That's exactly the topic why I started proot with buildchroot and why I'm asking about various test results (did you try? :-)).
On 10/25/2017 05:58 PM, 'Benedikt Niedermayr' via isar-users wrote:
Am 25.10.2017 um 11:48 schrieb Alexander Smirnov:
May there be a problem when all files belonging to the build user and not to root?
On 10/24/2017 11:22 PM, Jan Kiszka wrote:
On 2017-10-24 21:34, Alexander Smirnov wrote:
Hello all,
I've successfully dropped 'sudo' around buildchroot operations:
- Create buildchroot
- Build dpkg-base package (hello)
- Build dpkg-raw package (example-raw)
The patch is quite small, proot works out-of-the box. I've tested the
following configurations:
- multiconfig:qemuarm-wheezy:isar-image-base
- multiconfig:qemuarm-jessie:isar-image-base
- multiconfig:qemuarm-stretch:isar-image-base
- multiconfig:qemui386-jessie:isar-image-base
- multiconfig:qemui386-stretch:isar-image-base
- multiconfig:qemuamd64-jessie:isar-image-base
- multiconfig:qemuamd64-stretch:isar-image-base
So proot is really good tool :-)
If you'd like to reproduce the test, please try my branch: asmirnov/devel
NOTE: do not forget to install proot: apt-get install proot
Build command:
$ bitbake multiconfig:qemuarm-wheezy:isar-image-base
multiconfig:qemuarm-jessie:isar-image-base
multiconfig:qemuarm-stretch:isar-image-base
multiconfig:qemui386-jessie:isar-image-base
multiconfig:qemui386-stretch:isar-image-base
multiconfig:qemuamd64-jessie:isar-image-base
multiconfig:qemuamd64-stretch:isar-image-base
Great news! Hope this passes all tests and then makes it into master soon!
I've tested QEMU machines for images listed above, no difference observed in comparison with original 'sudo' approach. But anyway, it would be nice if somebody else will test this, especially in customer project environment.

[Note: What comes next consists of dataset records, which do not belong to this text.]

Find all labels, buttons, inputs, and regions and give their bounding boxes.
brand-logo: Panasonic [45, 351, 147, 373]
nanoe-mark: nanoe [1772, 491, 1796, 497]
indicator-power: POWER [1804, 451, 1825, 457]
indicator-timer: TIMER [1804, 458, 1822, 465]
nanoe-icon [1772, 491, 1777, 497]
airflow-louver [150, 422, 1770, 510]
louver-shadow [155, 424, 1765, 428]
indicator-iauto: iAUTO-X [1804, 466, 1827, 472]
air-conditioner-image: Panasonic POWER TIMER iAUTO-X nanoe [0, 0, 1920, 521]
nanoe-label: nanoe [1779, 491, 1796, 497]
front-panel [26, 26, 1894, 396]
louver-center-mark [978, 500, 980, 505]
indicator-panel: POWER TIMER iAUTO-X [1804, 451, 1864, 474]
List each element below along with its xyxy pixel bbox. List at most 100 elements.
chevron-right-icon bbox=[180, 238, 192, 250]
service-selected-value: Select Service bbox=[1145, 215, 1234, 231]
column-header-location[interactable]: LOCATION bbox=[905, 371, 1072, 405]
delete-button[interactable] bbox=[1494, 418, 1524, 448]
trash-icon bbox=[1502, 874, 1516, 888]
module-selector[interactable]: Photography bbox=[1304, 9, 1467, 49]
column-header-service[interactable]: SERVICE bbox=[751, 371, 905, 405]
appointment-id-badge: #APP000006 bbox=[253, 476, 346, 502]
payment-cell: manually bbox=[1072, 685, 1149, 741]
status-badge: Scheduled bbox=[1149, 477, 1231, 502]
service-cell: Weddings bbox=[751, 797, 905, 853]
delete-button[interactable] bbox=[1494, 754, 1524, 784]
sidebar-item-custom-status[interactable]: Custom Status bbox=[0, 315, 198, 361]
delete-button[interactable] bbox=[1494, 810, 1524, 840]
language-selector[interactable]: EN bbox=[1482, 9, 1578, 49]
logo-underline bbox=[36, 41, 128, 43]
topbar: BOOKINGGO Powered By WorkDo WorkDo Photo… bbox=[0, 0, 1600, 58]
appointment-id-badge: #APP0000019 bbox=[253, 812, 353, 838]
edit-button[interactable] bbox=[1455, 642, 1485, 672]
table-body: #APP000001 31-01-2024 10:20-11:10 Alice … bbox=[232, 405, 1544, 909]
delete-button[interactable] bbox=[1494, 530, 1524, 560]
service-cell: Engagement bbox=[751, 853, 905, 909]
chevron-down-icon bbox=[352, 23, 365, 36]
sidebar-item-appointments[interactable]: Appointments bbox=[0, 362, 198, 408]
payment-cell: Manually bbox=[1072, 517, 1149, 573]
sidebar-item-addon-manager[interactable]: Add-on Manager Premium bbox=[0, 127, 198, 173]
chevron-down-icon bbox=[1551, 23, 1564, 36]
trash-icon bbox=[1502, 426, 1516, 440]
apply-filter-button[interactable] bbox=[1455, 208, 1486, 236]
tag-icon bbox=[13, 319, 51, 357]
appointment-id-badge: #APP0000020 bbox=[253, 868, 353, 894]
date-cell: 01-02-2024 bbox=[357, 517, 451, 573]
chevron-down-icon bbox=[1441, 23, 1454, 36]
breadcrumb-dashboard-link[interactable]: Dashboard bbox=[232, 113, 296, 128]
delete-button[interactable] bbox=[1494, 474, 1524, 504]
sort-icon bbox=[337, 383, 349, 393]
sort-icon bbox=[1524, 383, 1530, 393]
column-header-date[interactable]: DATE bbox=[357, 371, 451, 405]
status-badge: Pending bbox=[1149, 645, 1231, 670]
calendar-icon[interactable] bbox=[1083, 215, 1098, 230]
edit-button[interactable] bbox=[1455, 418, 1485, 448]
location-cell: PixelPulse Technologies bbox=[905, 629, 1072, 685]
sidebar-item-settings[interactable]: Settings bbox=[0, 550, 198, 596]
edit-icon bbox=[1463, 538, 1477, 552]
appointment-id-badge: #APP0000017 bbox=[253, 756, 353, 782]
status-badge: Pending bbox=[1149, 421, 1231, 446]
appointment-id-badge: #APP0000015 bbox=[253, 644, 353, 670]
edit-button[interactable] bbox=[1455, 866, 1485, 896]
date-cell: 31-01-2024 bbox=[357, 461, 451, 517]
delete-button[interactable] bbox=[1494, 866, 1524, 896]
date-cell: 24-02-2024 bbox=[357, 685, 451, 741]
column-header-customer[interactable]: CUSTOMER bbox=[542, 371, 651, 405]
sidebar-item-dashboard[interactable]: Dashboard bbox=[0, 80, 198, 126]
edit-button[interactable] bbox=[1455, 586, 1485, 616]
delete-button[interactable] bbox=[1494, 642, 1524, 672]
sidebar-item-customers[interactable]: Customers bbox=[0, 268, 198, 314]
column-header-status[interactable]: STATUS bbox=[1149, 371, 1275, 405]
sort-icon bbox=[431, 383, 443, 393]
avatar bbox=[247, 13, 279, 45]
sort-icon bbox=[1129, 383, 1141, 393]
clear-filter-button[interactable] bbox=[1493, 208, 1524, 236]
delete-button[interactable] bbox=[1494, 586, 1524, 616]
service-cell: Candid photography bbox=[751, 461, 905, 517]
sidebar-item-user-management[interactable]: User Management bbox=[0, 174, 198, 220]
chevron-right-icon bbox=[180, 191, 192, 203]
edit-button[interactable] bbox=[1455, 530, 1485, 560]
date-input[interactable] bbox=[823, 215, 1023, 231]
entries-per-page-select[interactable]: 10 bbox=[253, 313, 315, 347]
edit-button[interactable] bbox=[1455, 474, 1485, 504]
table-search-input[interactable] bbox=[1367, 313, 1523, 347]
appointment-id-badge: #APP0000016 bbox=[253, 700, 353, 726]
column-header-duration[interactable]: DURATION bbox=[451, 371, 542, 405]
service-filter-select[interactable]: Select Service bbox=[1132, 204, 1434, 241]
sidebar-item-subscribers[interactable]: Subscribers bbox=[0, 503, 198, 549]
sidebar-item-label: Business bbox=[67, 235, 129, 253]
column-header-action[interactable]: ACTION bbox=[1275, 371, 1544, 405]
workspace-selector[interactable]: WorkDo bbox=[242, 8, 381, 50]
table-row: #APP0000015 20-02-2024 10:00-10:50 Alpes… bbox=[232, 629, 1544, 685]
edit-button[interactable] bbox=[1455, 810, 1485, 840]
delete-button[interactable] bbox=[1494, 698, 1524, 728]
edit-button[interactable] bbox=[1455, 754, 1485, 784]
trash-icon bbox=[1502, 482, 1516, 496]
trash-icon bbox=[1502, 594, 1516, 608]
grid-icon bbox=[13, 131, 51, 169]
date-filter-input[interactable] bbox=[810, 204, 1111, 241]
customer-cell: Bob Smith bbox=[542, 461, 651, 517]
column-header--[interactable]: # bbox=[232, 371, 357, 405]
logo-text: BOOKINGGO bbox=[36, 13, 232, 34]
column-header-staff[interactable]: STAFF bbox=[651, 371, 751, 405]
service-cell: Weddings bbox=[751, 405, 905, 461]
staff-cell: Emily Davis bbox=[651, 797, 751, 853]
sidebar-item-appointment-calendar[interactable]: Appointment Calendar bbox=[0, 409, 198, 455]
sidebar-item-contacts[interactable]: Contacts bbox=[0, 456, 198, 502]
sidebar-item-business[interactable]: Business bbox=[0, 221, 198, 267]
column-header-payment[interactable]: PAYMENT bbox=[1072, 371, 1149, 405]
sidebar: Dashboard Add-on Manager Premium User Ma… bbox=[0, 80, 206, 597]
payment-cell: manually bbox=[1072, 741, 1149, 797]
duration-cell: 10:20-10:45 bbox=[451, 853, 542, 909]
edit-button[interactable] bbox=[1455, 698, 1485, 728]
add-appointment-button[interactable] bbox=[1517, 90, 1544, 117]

In the VM that I've built with proot patch I see the following:
root@isar:~# ls -l /usr/bin/ | grep hello
-rwxr-xr-x 1 root root 18068 Oct 24 18:52 hello
root@isar:~#
So the file from hello package (which is built using proot) has root ownership.
In theory the problems could occur during generation of target filesystem, will see. But anyway, Yocto will do this without sudo, so probably here also this could be done.